Farhan yang ditatap penuh kecurigaan jadi kesal dan tidak terima. "Aku nggak masalah orang mau nilai aku kayak gimana, mau ngatain kayak apa juga— tapi kenapa ibu juga ngomong kayak gitu? Aku sama mbak Alisha nggak seperti apa yang orang-orang bilang."

"Demi Allah, nggak seperti itu, Bu," Alisha pun berusaha menkelaskan dengan suara gemetar. "Itu cuma salah paham— aku sama Farhan boncengan cuma buat pergi ke klinik, waktu itu Farhan nganterin aku periksa kandungan aja."

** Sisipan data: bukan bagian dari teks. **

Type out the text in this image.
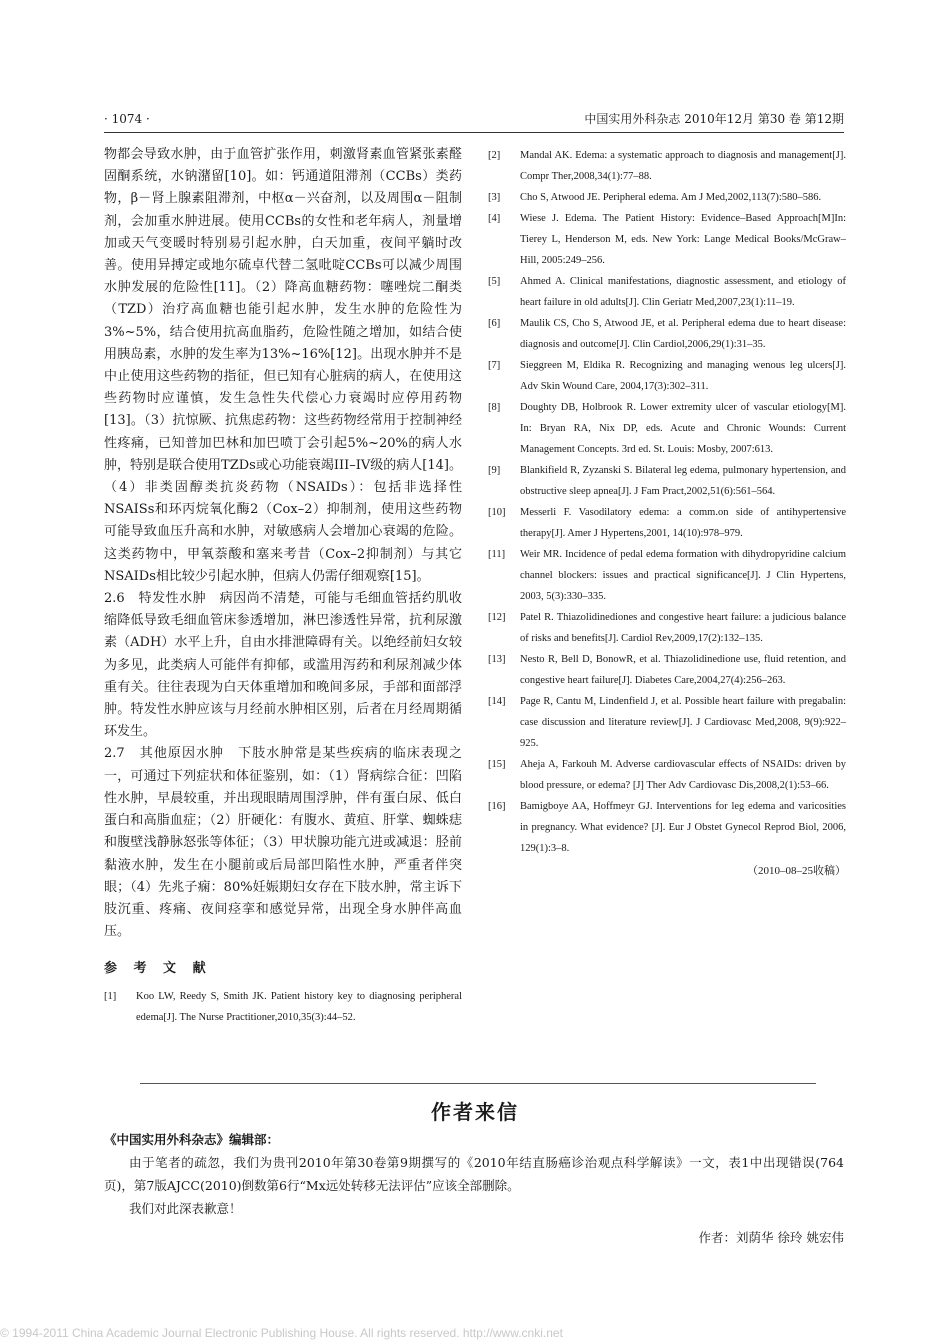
· 1074 ·	中国实用外科杂志 2010年12月 第30 卷 第12期

物都会导致水肿，由于血管扩张作用，刺激肾素血管紧张素醛固酮系统，水钠潴留[10]。如：钙通道阻滞剂（CCBs）类药物，β－肾上腺素阻滞剂，中枢α－兴奋剂，以及周围α－阻制剂，会加重水肿进展。使用CCBs的女性和老年病人，剂量增加或天气变暖时特别易引起水肿，白天加重，夜间平躺时改善。使用异搏定或地尔硫卓代替二氢吡啶CCBs可以减少周围水肿发展的危险性[11]。（2）降高血糖药物：噻唑烷二酮类（TZD）治疗高血糖也能引起水肿，发生水肿的危险性为3%~5%，结合使用抗高血脂药，危险性随之增加，如结合使用胰岛素，水肿的发生率为13%~16%[12]。出现水肿并不是中止使用这些药物的指征，但已知有心脏病的病人，在使用这些药物时应谨慎，发生急性失代偿心力衰竭时应停用药物[13]。（3）抗惊厥、抗焦虑药物：这些药物经常用于控制神经性疼痛，已知普加巴林和加巴喷丁会引起5%~20%的病人水肿，特别是联合使用TZDs或心功能衰竭III–IV级的病人[14]。（4）非类固醇类抗炎药物（NSAIDs）：包括非选择性NSAISs和环丙烷氧化酶2（Cox–2）抑制剂，使用这些药物可能导致血压升高和水肿，对敏感病人会增加心衰竭的危险。这类药物中，甲氧萘酸和塞来考昔（Cox–2抑制剂）与其它NSAIDs相比较少引起水肿，但病人仍需仔细观察[15]。

2.6　特发性水肿　病因尚不清楚，可能与毛细血管括约肌收缩降低导致毛细血管床参透增加，淋巴渗透性异常，抗利尿激素（ADH）水平上升，自由水排泄障碍有关。以绝经前妇女较为多见，此类病人可能伴有抑郁，或滥用泻药和利尿剂减少体重有关。往往表现为白天体重增加和晚间多尿，手部和面部浮肿。特发性水肿应该与月经前水肿相区别，后者在月经周期循环发生。

2.7　其他原因水肿　下肢水肿常是某些疾病的临床表现之一，可通过下列症状和体征鉴别，如：（1）肾病综合征：凹陷性水肿，早晨较重，并出现眼睛周围浮肿，伴有蛋白尿、低白蛋白和高脂血症；（2）肝硬化：有腹水、黄疸、肝掌、蜘蛛痣和腹壁浅静脉怒张等体征；（3）甲状腺功能亢进或减退：胫前黏液水肿，发生在小腿前或后局部凹陷性水肿，严重者伴突眼；（4）先兆子痫：80%妊娠期妇女存在下肢水肿，常主诉下肢沉重、疼痛、夜间痉挛和感觉异常，出现全身水肿伴高血压。

参 考 文 献
[1] Koo LW, Reedy S, Smith JK. Patient history key to diagnosing peripheral edema[J]. The Nurse Practitioner,2010,35(3):44–52.
[2] Mandal AK. Edema: a systematic approach to diagnosis and management[J]. Compr Ther,2008,34(1):77–88.
[3] Cho S, Atwood JE. Peripheral edema. Am J Med,2002,113(7):580–586.
[4] Wiese J. Edema. The Patient History: Evidence–Based Approach[M]In: Tierey L, Henderson M, eds. New York: Lange Medical Books/McGraw–Hill, 2005:249–256.
[5] Ahmed A. Clinical manifestations, diagnostic assessment, and etiology of heart failure in old adults[J]. Clin Geriatr Med,2007,23(1):11–19.
[6] Maulik CS, Cho S, Atwood JE, et al. Peripheral edema due to heart disease: diagnosis and outcome[J]. Clin Cardiol,2006,29(1):31–35.
[7] Sieggreen M, Eldika R. Recognizing and managing wenous leg ulcers[J]. Adv Skin Wound Care, 2004,17(3):302–311.
[8] Doughty DB, Holbrook R. Lower extremity ulcer of vascular etiology[M]. In: Bryan RA, Nix DP, eds. Acute and Chronic Wounds: Current Management Concepts. 3rd ed. St. Louis: Mosby, 2007:613.
[9] Blankifield R, Zyzanski S. Bilateral leg edema, pulmonary hypertension, and obstructive sleep apnea[J]. J Fam Pract,2002,51(6):561–564.
[10] Messerli F. Vasodilatory edema: a comm.on side of antihypertensive therapy[J]. Amer J Hypertens,2001, 14(10):978–979.
[11] Weir MR. Incidence of pedal edema formation with dihydropyridine calcium channel blockers: issues and practical significance[J]. J Clin Hypertens, 2003, 5(3):330–335.
[12] Patel R. Thiazolidinediones and congestive heart failure: a judicious balance of risks and benefits[J]. Cardiol Rev,2009,17(2):132–135.
[13] Nesto R, Bell D, BonowR, et al. Thiazolidinedione use, fluid retention, and congestive heart failure[J]. Diabetes Care,2004,27(4):256–263.
[14] Page R, Cantu M, Lindenfield J, et al. Possible heart failure with pregabalin: case discussion and literature review[J]. J Cardiovasc Med,2008, 9(9):922–925.
[15] Aheja A, Farkouh M. Adverse cardiovascular effects of NSAIDs: driven by blood pressure, or edema? [J] Ther Adv Cardiovasc Dis,2008,2(1):53–66.
[16] Bamigboye AA, Hoffmeyr GJ. Interventions for leg edema and varicosities in pregnancy. What evidence? [J]. Eur J Obstet Gynecol Reprod Biol, 2006, 129(1):3–8.
（2010–08–25收稿）
作者来信

《中国实用外科杂志》编辑部：

由于笔者的疏忽，我们为贵刊2010年第30卷第9期撰写的《2010年结直肠癌诊治观点科学解读》一文，表1中出现错误(764页)，第7版AJCC(2010)倒数第6行“Mx远处转移无法评估”应该全部删除。

我们对此深表歉意！

作者：刘荫华 徐玲 姚宏伟

© 1994-2011 China Academic Journal Electronic Publishing House. All rights reserved. http://www.cnki.net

Farhan langsung menimpali, mencoba memberikan penjelasan. "Iya, Bu. Aku cuma kasiha liat mbak Alisha."

Nur menatap mereka dengan tajam. "Lagian kamu ngapain sih, pake nganter-nganter Alisha periksa kandungan segala? Alisha itu istri kakak kamu! Wajar kalau orang lain jadi curiga sama hubungan kalian."

"Termasuk ibu sama Mas Faisal?" tanya Farhan dengan nada datar, berusaha menutupi perasaan kecewanya.

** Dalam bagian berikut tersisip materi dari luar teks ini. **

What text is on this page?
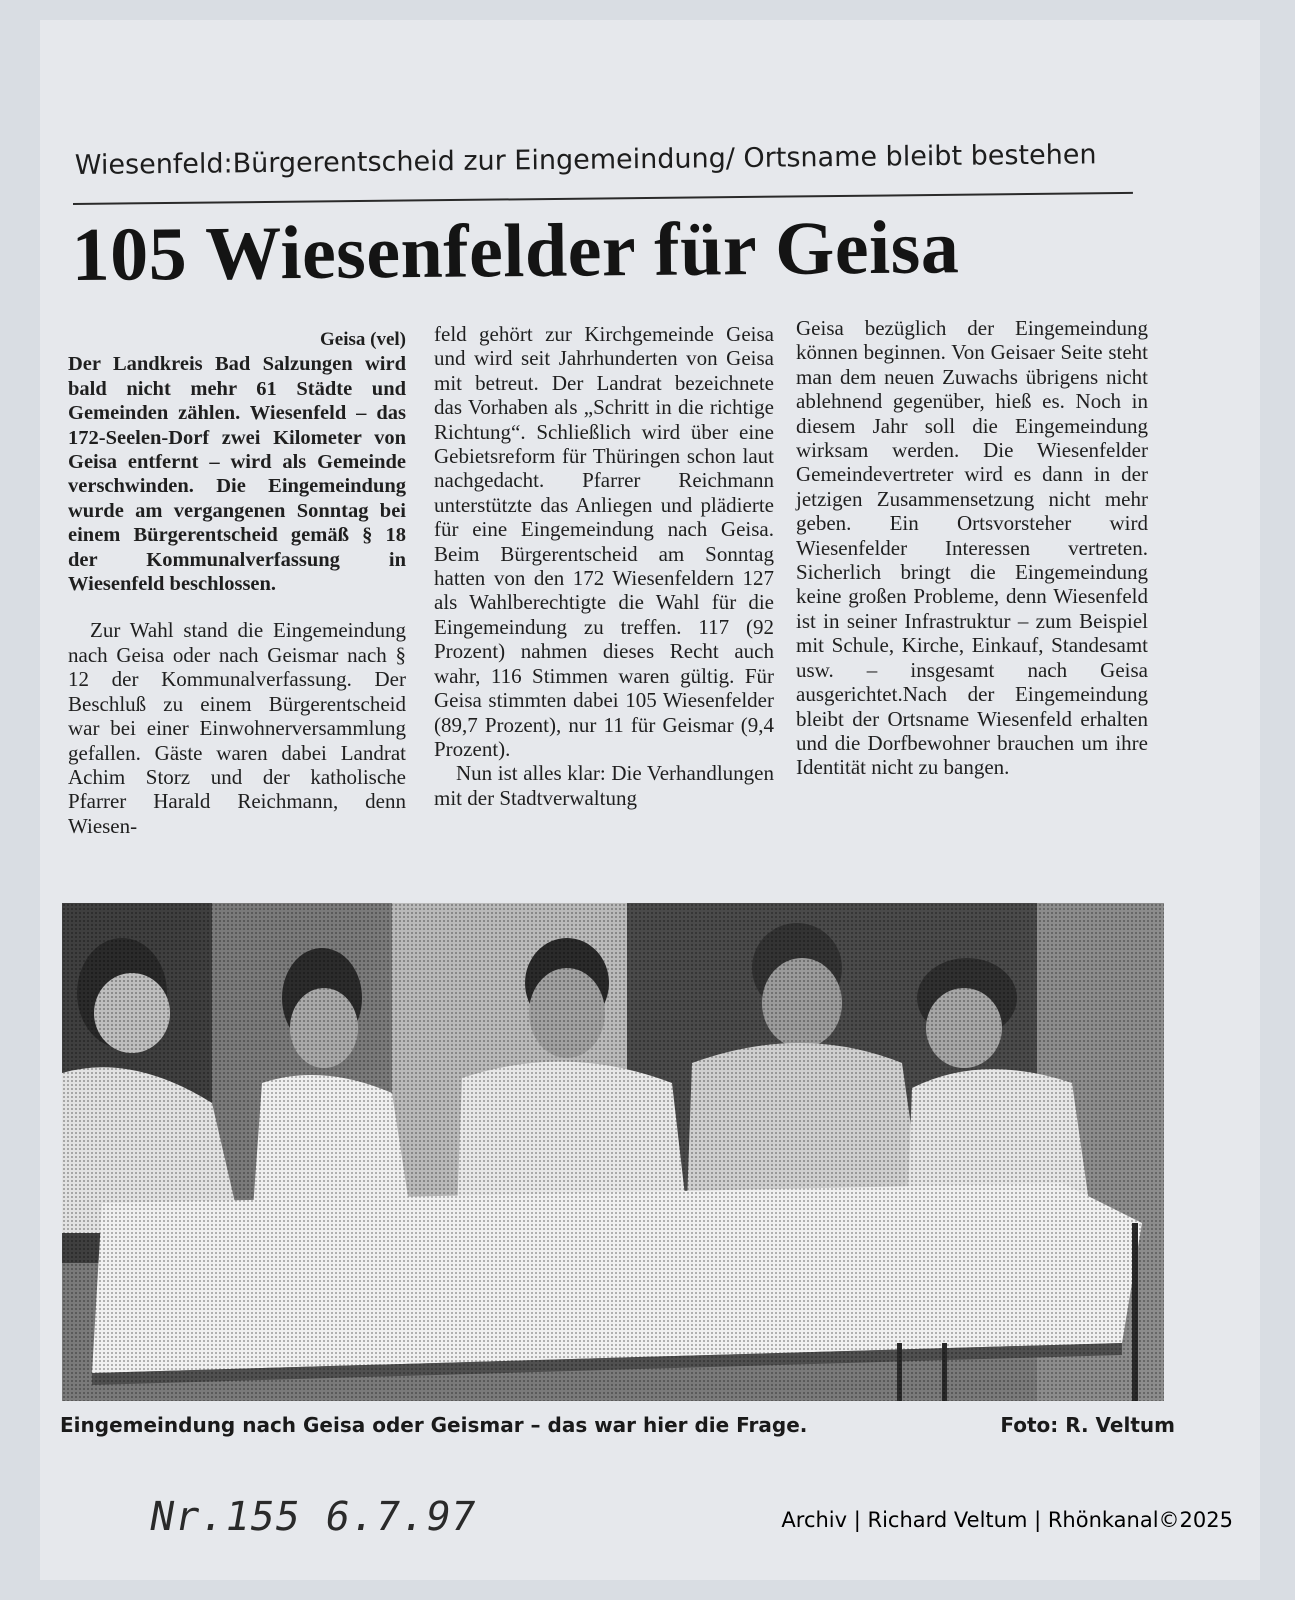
Wiesenfeld:Bürgerentscheid zur Eingemeindung/ Ortsname bleibt bestehen
105 Wiesenfelder für Geisa

Geisa (vel)

Der Landkreis Bad Salzungen wird bald nicht mehr 61 Städte und Gemeinden zählen. Wiesenfeld – das 172-Seelen-Dorf zwei Kilometer von Geisa entfernt – wird als Gemeinde verschwinden. Die Eingemeindung wurde am vergangenen Sonntag bei einem Bürgerentscheid gemäß § 18 der Kommunalverfassung in Wiesenfeld beschlossen.

Zur Wahl stand die Eingemeindung nach Geisa oder nach Geismar nach § 12 der Kommunalverfassung. Der Beschluß zu einem Bürgerentscheid war bei einer Einwohnerversammlung gefallen. Gäste waren dabei Landrat Achim Storz und der katholische Pfarrer Harald Reichmann, denn Wiesen-

feld gehört zur Kirchgemeinde Geisa und wird seit Jahrhunderten von Geisa mit betreut. Der Landrat bezeichnete das Vorhaben als „Schritt in die richtige Richtung“. Schließlich wird über eine Gebietsreform für Thüringen schon laut nachgedacht. Pfarrer Reichmann unterstützte das Anliegen und plädierte für eine Eingemeindung nach Geisa. Beim Bürgerentscheid am Sonntag hatten von den 172 Wiesenfeldern 127 als Wahlberechtigte die Wahl für die Eingemeindung zu treffen. 117 (92 Prozent) nahmen dieses Recht auch wahr, 116 Stimmen waren gültig. Für Geisa stimmten dabei 105 Wiesenfelder (89,7 Prozent), nur 11 für Geismar (9,4 Prozent).

Nun ist alles klar: Die Verhandlungen mit der Stadtverwaltung

Geisa bezüglich der Eingemeindung können beginnen. Von Geisaer Seite steht man dem neuen Zuwachs übrigens nicht ablehnend gegenüber, hieß es. Noch in diesem Jahr soll die Eingemeindung wirksam werden. Die Wiesenfelder Gemeindevertreter wird es dann in der jetzigen Zusammensetzung nicht mehr geben. Ein Ortsvorsteher wird Wiesenfelder Interessen vertreten. Sicherlich bringt die Eingemeindung keine großen Probleme, denn Wiesenfeld ist in seiner Infrastruktur – zum Beispiel mit Schule, Kirche, Einkauf, Standesamt usw. – insgesamt nach Geisa ausgerichtet.Nach der Eingemeindung bleibt der Ortsname Wiesenfeld erhalten und die Dorfbewohner brauchen um ihre Identität nicht zu bangen.

Eingemeindung nach Geisa oder Geismar – das war hier die Frage.	Foto: R. Veltum
Nr.155 6.7.97	Archiv | Richard Veltum | Rhönkanal©2025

"Kamu pikir aja sendiri, gimana mungkin kami nggak curiga kalau kamu itu perhatian banget sama Alisha. Emangnya apa alasan kamu care banget sama dia?" tanya Faisal, berusaha menyudutkan Farhan.

Farhan tidak bisa menahan emosinya lagi. "Bukan aku yang perhatian banget sama mbak Alisha, tapi kamu yang nggak pernah peduli sama istri sendiri! Minggu lalu aku liat mbak Alisha panas-panasan, sendiri nunggu angkot buat pergi ke bidan. Terus kamu di mana?" tanya Farhan dengan nada menyindir. "Hari Minggu harusnya kamu libur ngajar, kan? Kenapa nggak nganter Mbak Alisha? Urusan apa yang lebih penting dari nemenin istri kamu periksa kandungan?"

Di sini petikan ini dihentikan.